The court also addressed the plaintiff’s price-discrimination and tortious-interference claims, as well as the plaintiff’s appeal of the lower court’s grant of summary judgment to the defendant on its tying claim under Section 1 of the Sherman Act. The price-discrimination claim was based on Oregon law patterned after the federal Robinson-Patman Act. Under Brooke Group, this federal price-discrimination law requires that in primary line cases (those between sellers), the plaintiff must show below-cost pricing and the likelihood of recoupment.

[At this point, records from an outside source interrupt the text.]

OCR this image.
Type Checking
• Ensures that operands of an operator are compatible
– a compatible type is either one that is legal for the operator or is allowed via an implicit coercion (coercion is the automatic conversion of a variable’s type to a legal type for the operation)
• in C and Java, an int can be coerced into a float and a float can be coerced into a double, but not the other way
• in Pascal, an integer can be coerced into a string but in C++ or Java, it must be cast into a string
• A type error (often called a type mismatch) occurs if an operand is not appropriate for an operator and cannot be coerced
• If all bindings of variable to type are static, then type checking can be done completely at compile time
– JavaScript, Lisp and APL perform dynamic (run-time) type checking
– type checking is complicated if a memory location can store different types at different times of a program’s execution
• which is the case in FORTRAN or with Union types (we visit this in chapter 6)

After finding that the Oregon Supreme Court likely would follow Brooke Group, the 9th Circuit vacated the jury verdict on the price-discrimination claim. It had the same defect as the attempt-to-monopolize claim: the failure of the jury instruction to address the below-cost issue. The verdict on the tortious interference, based as it was on antitrust violation, was also vacated.
In its tying claim, the plaintiff asserted that the tying product was the tertiary services and the tied products were the primary and secondary services. The lower court’s grant of summary judgment was based on the absence of coercion, with the court finding that the defendant did not coerce the purchase of the tied products by offering a price discount.
The 9th Circuit rejected the plaintiff’s assertion, based on Heatransfer Corp. v. Volkswagenwork, A.G., 553 F.2d 964 (5th Cir. 1977), that, as a third party to the tying arrangements, it need not show coercion. It did, however, find a disputed factual issue regarding coercion, such that summary judgment was inappropriate.
Although higher prices to purchase the tied products separately do not, standing alone, create a fact issue on coercion, the fact that only a trivial portion – 14 percent – of the insurers purchased the services separately may indicate some degree of coercion. It also may indicate that the package discount is as effective as an outright refusal to sell the tying product – the tertiary services – separately. This fact, coupled with the market power of the defendant as the only provider of tertiary services in the relevant geographic area, was sufficient to create a factual issue for the 9th Circuit to vacate the summary judgment in favor of the defendant on the tying claim.
Although the Supreme Court denied certiorari in Le Page’s, Cascade has created an environment in which the antitrust legality of bundled pricing likely will have to be addressed by the Supreme Court soon.